Understanding the Cost of Building a New Home

I remember when I was young and my dad had mentioned that someone he knew had purchased a million dollar home, I thought it must be a palace! He described it as a grand castle-like mansion which overlooked the river and had an 10 foot cream coloured stone fence all the way around it.

What was once a million dollar home with half a dozen rooms, a guest suite, wine cellar, crown molding, gold-plated finishings, and secret rooms, would now cost millions in the current market. Over time, building and land costs have steadily increased.

The Canadian economy hit a downturn in 2008, and with that, it would have made sense that building materials and land costs should have come down too.

Unfortunately, that is not the case. Many potential clients come to us with budgets that fall far below the actual cost of what they want in a home simply because they are not familiar with the cost of building a new home.

Land, building materials, skilled labour, appliances, and all the extras that make a home unique may cost more than you think.

The Cost of Building a New Home

Purchasing a Lot

Land just outside of Sherwood Park and Edmonton is highly sought-after and buyers can expect to see prices for a half acre lot in prestigious new communities (such as The Grange Country Estates, Sherwood Park Golf and Country Club Estates and Meadowhawk Estates) in the $350,000s and up. However, the supply and demand of your neighborhood will also determine its value.

If the lot is treed or is an infill where the home (and/or outbuilding) needs to be removed, cost will be incurred for tree removal and grading or for building/structure removal and bringing services up to today’s standards.

When the soil is not stable, you could potentially need piles to support the foundation.

If the lot lies in a low area, you may need to bring in soil to bring up the grade level of the lot and make the land ideal for building on.

You may also need to have your lot connected to municipal services for water, sewer, and electricity if it isn’t already. This can cost $20,000 to over $40,000.

The Price of Building Materials

Rises in the price of building materials have also increased the cost of building a new home Recently, building materials, such as lumber, reached top pricing (July 2018) and have only come down slightly since then.

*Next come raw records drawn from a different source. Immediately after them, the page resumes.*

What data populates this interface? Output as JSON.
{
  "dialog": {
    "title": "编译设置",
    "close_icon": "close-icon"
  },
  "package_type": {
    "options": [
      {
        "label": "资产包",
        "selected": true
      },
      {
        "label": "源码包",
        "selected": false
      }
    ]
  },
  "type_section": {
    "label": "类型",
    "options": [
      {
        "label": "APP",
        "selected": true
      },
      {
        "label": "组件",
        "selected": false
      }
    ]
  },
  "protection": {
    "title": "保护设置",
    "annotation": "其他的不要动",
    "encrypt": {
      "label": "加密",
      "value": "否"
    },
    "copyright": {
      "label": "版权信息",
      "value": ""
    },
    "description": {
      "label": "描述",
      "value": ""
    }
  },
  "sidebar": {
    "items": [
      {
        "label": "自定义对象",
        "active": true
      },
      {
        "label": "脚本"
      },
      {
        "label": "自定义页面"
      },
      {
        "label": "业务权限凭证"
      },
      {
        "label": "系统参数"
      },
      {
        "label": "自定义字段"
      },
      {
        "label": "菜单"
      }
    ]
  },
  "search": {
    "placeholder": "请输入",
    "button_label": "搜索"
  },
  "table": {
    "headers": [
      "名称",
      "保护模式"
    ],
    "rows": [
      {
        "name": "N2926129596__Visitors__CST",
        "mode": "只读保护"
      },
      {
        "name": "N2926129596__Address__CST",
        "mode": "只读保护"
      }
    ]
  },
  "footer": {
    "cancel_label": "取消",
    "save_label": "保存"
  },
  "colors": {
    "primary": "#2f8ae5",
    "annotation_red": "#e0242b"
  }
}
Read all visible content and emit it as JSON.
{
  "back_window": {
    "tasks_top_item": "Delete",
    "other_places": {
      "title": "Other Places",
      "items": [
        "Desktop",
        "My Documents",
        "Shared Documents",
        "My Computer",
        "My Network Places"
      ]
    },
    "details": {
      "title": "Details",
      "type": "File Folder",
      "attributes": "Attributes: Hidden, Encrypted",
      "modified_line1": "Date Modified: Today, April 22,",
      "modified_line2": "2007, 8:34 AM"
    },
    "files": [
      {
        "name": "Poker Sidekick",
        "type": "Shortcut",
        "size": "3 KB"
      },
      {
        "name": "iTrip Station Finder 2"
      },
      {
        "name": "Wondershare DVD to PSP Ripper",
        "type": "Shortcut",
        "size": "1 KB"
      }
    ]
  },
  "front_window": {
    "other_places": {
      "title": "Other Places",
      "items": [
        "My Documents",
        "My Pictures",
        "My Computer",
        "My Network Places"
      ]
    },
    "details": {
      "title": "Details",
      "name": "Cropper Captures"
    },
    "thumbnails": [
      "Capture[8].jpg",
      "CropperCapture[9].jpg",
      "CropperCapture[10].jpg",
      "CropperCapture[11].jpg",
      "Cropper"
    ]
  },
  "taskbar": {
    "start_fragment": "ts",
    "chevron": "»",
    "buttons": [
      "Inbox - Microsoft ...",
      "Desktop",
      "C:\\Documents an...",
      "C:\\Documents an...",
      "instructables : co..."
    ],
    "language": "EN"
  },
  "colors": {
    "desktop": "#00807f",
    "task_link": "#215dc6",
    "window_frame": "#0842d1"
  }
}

New tariffs have been placed on aluminium, which is normally imported from the United States, and the ongoing tariffs on drywall have also increased building costs. Our drywall supplier noted that over the last two years, drywall has increased 20-25% due to tariffs. Before that time period, drywall costs were increased only once a year. Now, we are seeing increases every six months.

With the implementation of the New National Building Code and the New Energy Code, there are new cost increases associated with building new homes. Extra materials, steps, and processes are mandatory and will add costs to the project. For example, ensuring your home is air tight and has increased insulation. Prior to the Code changes, the R Value for ceiling insulation used to be R40 and has now been increased to R50.

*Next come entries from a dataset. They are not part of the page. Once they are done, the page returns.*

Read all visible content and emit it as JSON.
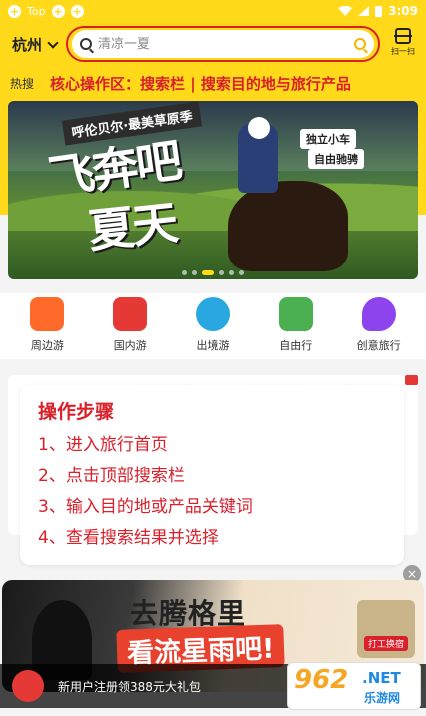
{
  "status_bar": {
    "left_label": "Top",
    "time": "3:09"
  },
  "header": {
    "city": "杭州",
    "search_placeholder": "清凉一夏",
    "scan_label": "扫一扫"
  },
  "hot": {
    "label": "热搜",
    "annotation": "核心操作区：搜索栏 | 搜索目的地与旅行产品"
  },
  "banner": {
    "subtitle": "呼伦贝尔·最美草原季",
    "headline_line1": "飞奔吧",
    "headline_line2": "夏天",
    "tag1": "独立小车",
    "tag2": "自由驰骋"
  },
  "categories": [
    {
      "label": "周边游",
      "icon": "suitcase-icon",
      "color": "#ff6a2b"
    },
    {
      "label": "国内游",
      "icon": "pagoda-icon",
      "color": "#e53935"
    },
    {
      "label": "出境游",
      "icon": "plane-icon",
      "color": "#29a7e0"
    },
    {
      "label": "自由行",
      "icon": "luggage-icon",
      "color": "#4caf50"
    },
    {
      "label": "创意旅行",
      "icon": "rocket-icon",
      "color": "#8e44ec"
    }
  ],
  "steps": {
    "title": "操作步骤",
    "items": [
      "1、进入旅行首页",
      "2、点击顶部搜索栏",
      "3、输入目的地或产品关键词",
      "4、查看搜索结果并选择"
    ]
  },
  "ad": {
    "title": "去腾格里",
    "subtitle": "看流星雨吧!",
    "badge_label": "打工换宿",
    "close": "×"
  },
  "new_user": {
    "text": "新用户注册领388元大礼包"
  },
  "watermark": {
    "number": "962",
    "dot_net": ".NET",
    "cn": "乐游网"
  }
}
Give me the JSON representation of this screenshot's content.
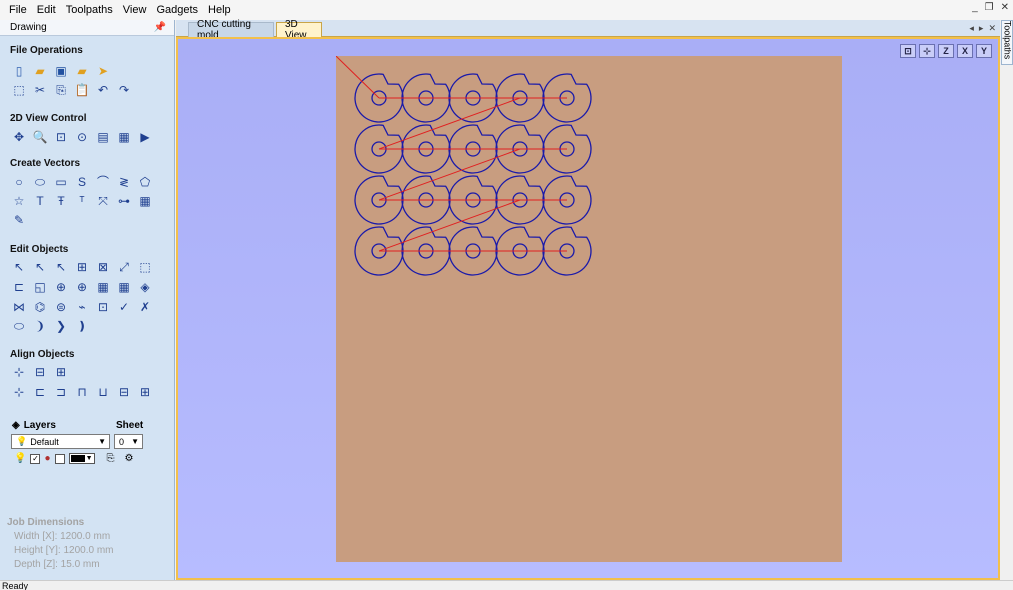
{
  "menu": [
    "File",
    "Edit",
    "Toolpaths",
    "View",
    "Gadgets",
    "Help"
  ],
  "panel": {
    "title": "Drawing",
    "sections": {
      "file_operations": "File Operations",
      "view_control": "2D View Control",
      "create_vectors": "Create Vectors",
      "edit_objects": "Edit Objects",
      "align_objects": "Align Objects"
    },
    "layers": {
      "title": "Layers",
      "selected": "Default",
      "sheet_title": "Sheet",
      "sheet_value": "0"
    },
    "job_dimensions": {
      "title": "Job Dimensions",
      "width": "Width  [X]: 1200.0 mm",
      "height": "Height [Y]: 1200.0 mm",
      "depth": "Depth  [Z]: 15.0 mm"
    }
  },
  "tabs": [
    "CNC cutting mold",
    "3D View"
  ],
  "active_tab": "3D View",
  "right_tab": "Toolpaths",
  "view_tools": [
    "Z",
    "X",
    "Y"
  ],
  "status": "Ready",
  "colors": {
    "board": "#c89d80",
    "viewport": "#b0b5fb",
    "vector": "#1a1aaa",
    "toolpath": "#e02020"
  }
}
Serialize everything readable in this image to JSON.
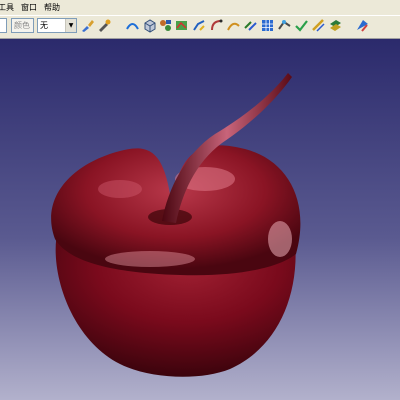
{
  "menubar": {
    "items": [
      {
        "label": "工具"
      },
      {
        "label": "窗口"
      },
      {
        "label": "帮助"
      }
    ]
  },
  "toolbar": {
    "layer_combo": {
      "value": "",
      "state": "disabled"
    },
    "linetype_combo": {
      "value": "颜色"
    },
    "thickness_combo": {
      "value": "无"
    },
    "tools": [
      "paint-brush-icon",
      "pick-color-icon",
      "surface-arc-icon",
      "cube-view-icon",
      "multi-view-icon",
      "boundary-icon",
      "fillet-icon",
      "join-curve-icon",
      "trim-icon",
      "offset-icon",
      "grid-view-icon",
      "extrude-icon",
      "check-icon",
      "sweep-icon",
      "loft-icon",
      "render-sphere-icon"
    ]
  },
  "viewport": {
    "background_top": "#2b2a6c",
    "background_bottom": "#a7a6c6",
    "object": "apple-model",
    "object_color": "#7a0a1c"
  }
}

Exteriors, Finishes, and Landscaping

Community Architectural Guidelines may dictate landscaping factors such as fence options, driveway material, amount and type of plants allowed, and more. You may end up paying more because you are required to pave your driveway or match your fence to your neighbours.

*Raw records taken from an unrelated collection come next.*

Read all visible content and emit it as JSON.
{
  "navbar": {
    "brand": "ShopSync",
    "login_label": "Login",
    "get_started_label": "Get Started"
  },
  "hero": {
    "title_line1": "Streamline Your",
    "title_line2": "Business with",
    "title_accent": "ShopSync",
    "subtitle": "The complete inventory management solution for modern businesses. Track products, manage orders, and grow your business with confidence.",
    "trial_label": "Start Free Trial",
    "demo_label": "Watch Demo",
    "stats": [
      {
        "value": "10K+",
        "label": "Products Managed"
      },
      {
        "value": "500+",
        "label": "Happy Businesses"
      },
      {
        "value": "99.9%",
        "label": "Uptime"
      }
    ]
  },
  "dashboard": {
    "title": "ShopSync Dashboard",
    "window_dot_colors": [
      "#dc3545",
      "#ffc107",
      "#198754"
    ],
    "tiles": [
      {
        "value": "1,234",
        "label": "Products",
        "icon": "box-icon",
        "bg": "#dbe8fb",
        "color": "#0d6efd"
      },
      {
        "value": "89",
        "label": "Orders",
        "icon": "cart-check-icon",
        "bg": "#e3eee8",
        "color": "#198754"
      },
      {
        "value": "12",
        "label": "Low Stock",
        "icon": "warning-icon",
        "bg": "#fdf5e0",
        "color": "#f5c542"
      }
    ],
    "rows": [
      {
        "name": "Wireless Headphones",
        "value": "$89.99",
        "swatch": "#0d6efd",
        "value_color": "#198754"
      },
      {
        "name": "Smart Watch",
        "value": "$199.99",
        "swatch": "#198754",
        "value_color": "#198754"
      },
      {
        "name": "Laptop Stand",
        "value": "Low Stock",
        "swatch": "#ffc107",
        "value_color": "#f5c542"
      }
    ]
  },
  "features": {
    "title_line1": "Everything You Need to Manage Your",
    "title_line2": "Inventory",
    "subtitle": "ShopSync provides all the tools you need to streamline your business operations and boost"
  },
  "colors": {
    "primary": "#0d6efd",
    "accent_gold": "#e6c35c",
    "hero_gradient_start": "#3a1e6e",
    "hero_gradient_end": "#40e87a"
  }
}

Architectural Guidelines in the subdivision dictate the exterior materials of the homes in your neighborhood. The guidelines can specify roof materials, quantity of stone, garage sizes, home style to name a few. You may need to spend more on exterior finishes in order to meet these requirements.

Did you know increasing your roof pitch can increase your home costs? A higher roof pitch increases materials used, length of time to complete the job, and also requires extra safety precautions due to the steepness of the roof.

Items such as custom cabinetry and finishing materials will give your home its unique style; however, it will also increase costs.

With custom home building, you have the option to add extra features such as a pergola or a raised garden with built-in irrigation. If you choose to forgo the pergola-in-a-box option from Costco, you could be looking at a large bill for stone columns that support exposed beams overhead. Retaining walls that require engineering can make a large dent in the budget as well.

A stone walkway versus a gravel trail, grass versus artificial turf, small trees versus larger trees (that need to be planted with a tree spade) are a few other items that can affect the price of your custom home.

Walkout Style will Cost More

A walkout increases costs in several areas. The lot is usually considered a prime lot and is therefore more expensive. The house will also need extra windows, doors, and framing for the walkout portion. Landscaping for a walkout can also increase your budget as the slope of the lot usually calls for stairs or special retaining walls.

Not All Homes are Built Equal

Because the cost of building a new home has changed over the years, it is important to do your homework when looking for a new home. Not all homes are built equal. Be sure you are comparing apples to apples. Have a realistic budget for what you want, for both the lot/land and your home.

Many home buyers have a clear idea of what they want to spend on their home; the conflict is that the budget is not in line with the home they have in mind. We are fortunate to have so many options. You can see clearly what is possible on websites such as Houzz. The challenge is knowing whether those options are feasible for you.

Save yourself the “sticker shock” by looking at homes in your budget range. By looking at true comparables on the current market, you will have a much better understanding of what your budget will buy.